Кузьмич усмехнулся и ответил:
— Не удивляйся, мой дорогой мальчик. Это фашизм. На сегодня самый страшный, самый гнусный строй на земле. Предстоят большие жертвы. Но в конце концов победа будет за нами.
Юный разведчик с тоской смотрел на Кузьмича. Он понимал, что в этой гитлеровской «кухне смерти» танкист долго не выдержит. Мозг лихорадочно работал: ему хотелось сделать что-то приятное этому мужественному человеку. И тут ему пришла мысль: «Кузьмичу нужно устроить побег, я ему помогу, и мы вдвоем уйдем в Ленинград».
Глаза мальчика радостно заблестели, и он быстро заговорил:
— Алексей Кузьмич! Вам надо бежать как можно скорей отсюда. Помощь я окажу. Достану одежду, и прощай фашисты!
Танкист с грустью в глазах посмотрел на юного разведчика, тяжело вздохнул и сказал:
— Нет, Петя, бежать я не могу.
Мальчик удивленно посмотрел на Кузьмича. А тот продолжал:
— Я не могу подвести товарищей, нашу организацию. Мы готовим массовый побег. Когда это будет? Не знаю. Но если я убегу один, пострадает вся наша рота. Будет расстреляно пятьдесят военнопленных. Да, мой дорогой мальчик, за одного бежавшего фашисты расстреливают пятьдесят человек. Таков приказ Верховного командования гитлеровской армии на оккупированной территории Ленинградской области. Кроме того, мне надо рассчитаться кое с кем за смерть танкиста Гришина, за смерть Ивана Седова, за смерть других моих земляков, расстрелянных и замученных в этом проклятом лагере… Я тебе сейчас расскажу о них, а ты обязательно передай нашим. Пусть знают, что творят фашисты с русскими людьми.
Вскоре Петя со всеми подробностями знал, почему лагерь остался сегодня без обеда. Обильные слезы брызнули из его печальных глаз. Он сам был страшно удивлен этим, так как считал себя закаленным, бывалым разведчиком и мокроту эту не мог переносить. Ему было неудобно перед Кузьмичом и его молчаливым напарником, но заставить себя не плакать он не мог. Ему очень, очень жалко было танкиста Гришина, убитого одним ударом кулака гориллообразным фельдфебелем Рунге.
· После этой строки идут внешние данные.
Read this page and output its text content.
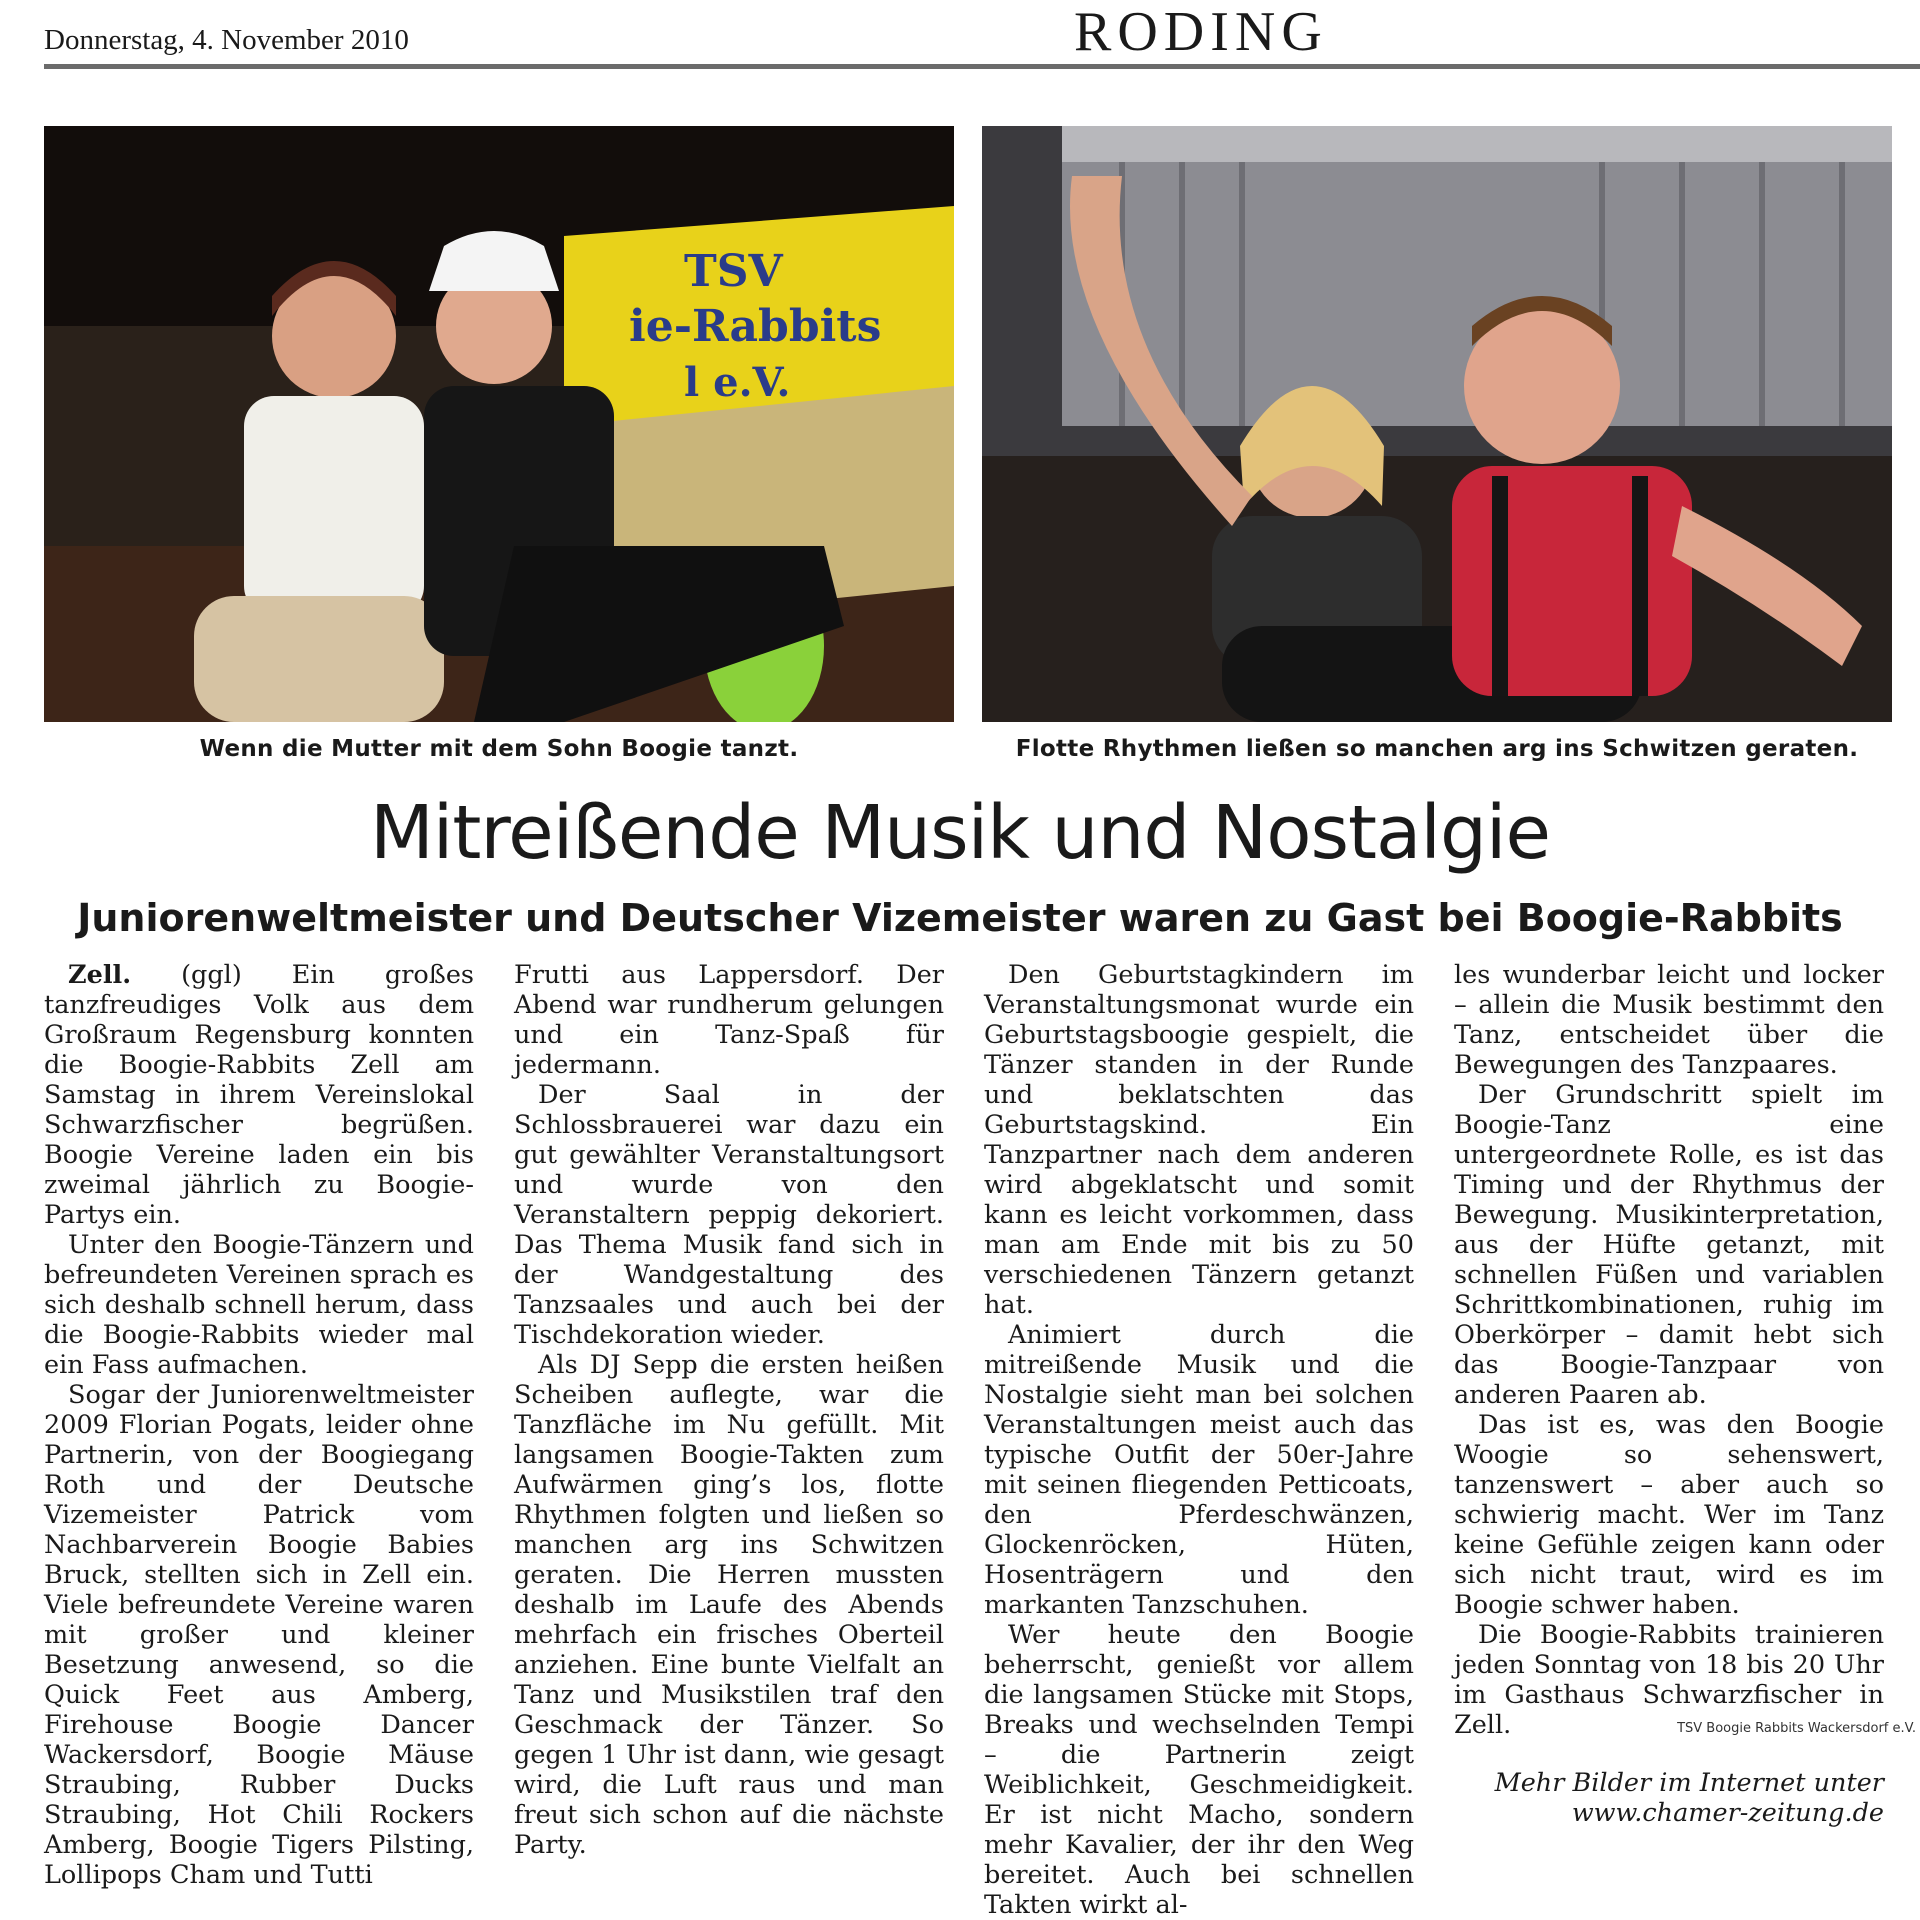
Donnerstag, 4. November 2010	RODING
TSV
ie-Rabbits
l e.V.
Wenn die Mutter mit dem Sohn Boogie tanzt.	Flotte Rhythmen ließen so manchen arg ins Schwitzen geraten.
Mitreißende Musik und Nostalgie
Juniorenweltmeister und Deutscher Vizemeister waren zu Gast bei Boogie-Rabbits

Zell. (ggl) Ein großes tanzfreudiges Volk aus dem Großraum Regensburg konnten die Boogie-Rabbits Zell am Samstag in ihrem Vereinslokal Schwarzfischer begrüßen. Boogie Vereine laden ein bis zweimal jährlich zu Boogie-Partys ein.

Unter den Boogie-Tänzern und befreundeten Vereinen sprach es sich deshalb schnell herum, dass die Boogie-Rabbits wieder mal ein Fass aufmachen.

Sogar der Juniorenweltmeister 2009 Florian Pogats, leider ohne Partnerin, von der Boogiegang Roth und der Deutsche Vizemeister Patrick vom Nachbarverein Boogie Babies Bruck, stellten sich in Zell ein. Viele befreundete Vereine waren mit großer und kleiner Besetzung anwesend, so die Quick Feet aus Amberg, Firehouse Boogie Dancer Wackersdorf, Boogie Mäuse Straubing, Rubber Ducks Straubing, Hot Chili Rockers Amberg, Boogie Tigers Pilsting, Lollipops Cham und Tutti

Frutti aus Lappersdorf. Der Abend war rundherum gelungen und ein Tanz-Spaß für jedermann.

Der Saal in der Schlossbrauerei war dazu ein gut gewählter Veranstaltungsort und wurde von den Veranstaltern peppig dekoriert. Das Thema Musik fand sich in der Wandgestaltung des Tanzsaales und auch bei der Tischdekoration wieder.

Als DJ Sepp die ersten heißen Scheiben auflegte, war die Tanzfläche im Nu gefüllt. Mit langsamen Boogie-Takten zum Aufwärmen ging’s los, flotte Rhythmen folgten und ließen so manchen arg ins Schwitzen geraten. Die Herren mussten deshalb im Laufe des Abends mehrfach ein frisches Oberteil anziehen. Eine bunte Vielfalt an Tanz und Musikstilen traf den Geschmack der Tänzer. So gegen 1 Uhr ist dann, wie gesagt wird, die Luft raus und man freut sich schon auf die nächste Party.

Den Geburtstagkindern im Veranstaltungsmonat wurde ein Geburtstagsboogie gespielt, die Tänzer standen in der Runde und beklatschten das Geburtstagskind. Ein Tanzpartner nach dem anderen wird abgeklatscht und somit kann es leicht vorkommen, dass man am Ende mit bis zu 50 verschiedenen Tänzern getanzt hat.

Animiert durch die mitreißende Musik und die Nostalgie sieht man bei solchen Veranstaltungen meist auch das typische Outfit der 50er-Jahre mit seinen fliegenden Petticoats, den Pferdeschwänzen, Glockenröcken, Hüten, Hosenträgern und den markanten Tanzschuhen.

Wer heute den Boogie beherrscht, genießt vor allem die langsamen Stücke mit Stops, Breaks und wechselnden Tempi – die Partnerin zeigt Weiblichkeit, Geschmeidigkeit. Er ist nicht Macho, sondern mehr Kavalier, der ihr den Weg bereitet. Auch bei schnellen Takten wirkt al-

les wunderbar leicht und locker – allein die Musik bestimmt den Tanz, entscheidet über die Bewegungen des Tanzpaares.

Der Grundschritt spielt im Boogie-Tanz eine untergeordnete Rolle, es ist das Timing und der Rhythmus der Bewegung. Musikinterpretation, aus der Hüfte getanzt, mit schnellen Füßen und variablen Schrittkombinationen, ruhig im Oberkörper – damit hebt sich das Boogie-Tanzpaar von anderen Paaren ab.

Das ist es, was den Boogie Woogie so sehenswert, tanzenswert – aber auch so schwierig macht. Wer im Tanz keine Gefühle zeigen kann oder sich nicht traut, wird es im Boogie schwer haben.

Die Boogie-Rabbits trainieren jeden Sonntag von 18 bis 20 Uhr im Gasthaus Schwarzfischer in Zell.

Mehr Bilder im Internet unter www.chamer-zeitung.de

TSV Boogie Rabbits Wackersdorf e.V.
Жалко было растерзанного фашистами Ивана Седова, лагерного номера 1128, которого псы-полицейские уже наверняка закопали во рву за шестым бараком, где закапывают они ежедневно почти тридцать наших соплеменников.
Кузьмич и Семеныч с жалостью смотрели на мальчика и думали: «Сколько пришлось уже пережить этому маленькому человеку, которого фашизм лишил радостей детства. И сколько ему еще придется пережить, пока сломают хребет ненавистному врагу». А Петя, стыдясь своей мимолетной слабости, быстро вытирал слезы и с гневом шептал:
— Это вам, сволочи, так не пройдет. Очень скоро вы ответите за все это…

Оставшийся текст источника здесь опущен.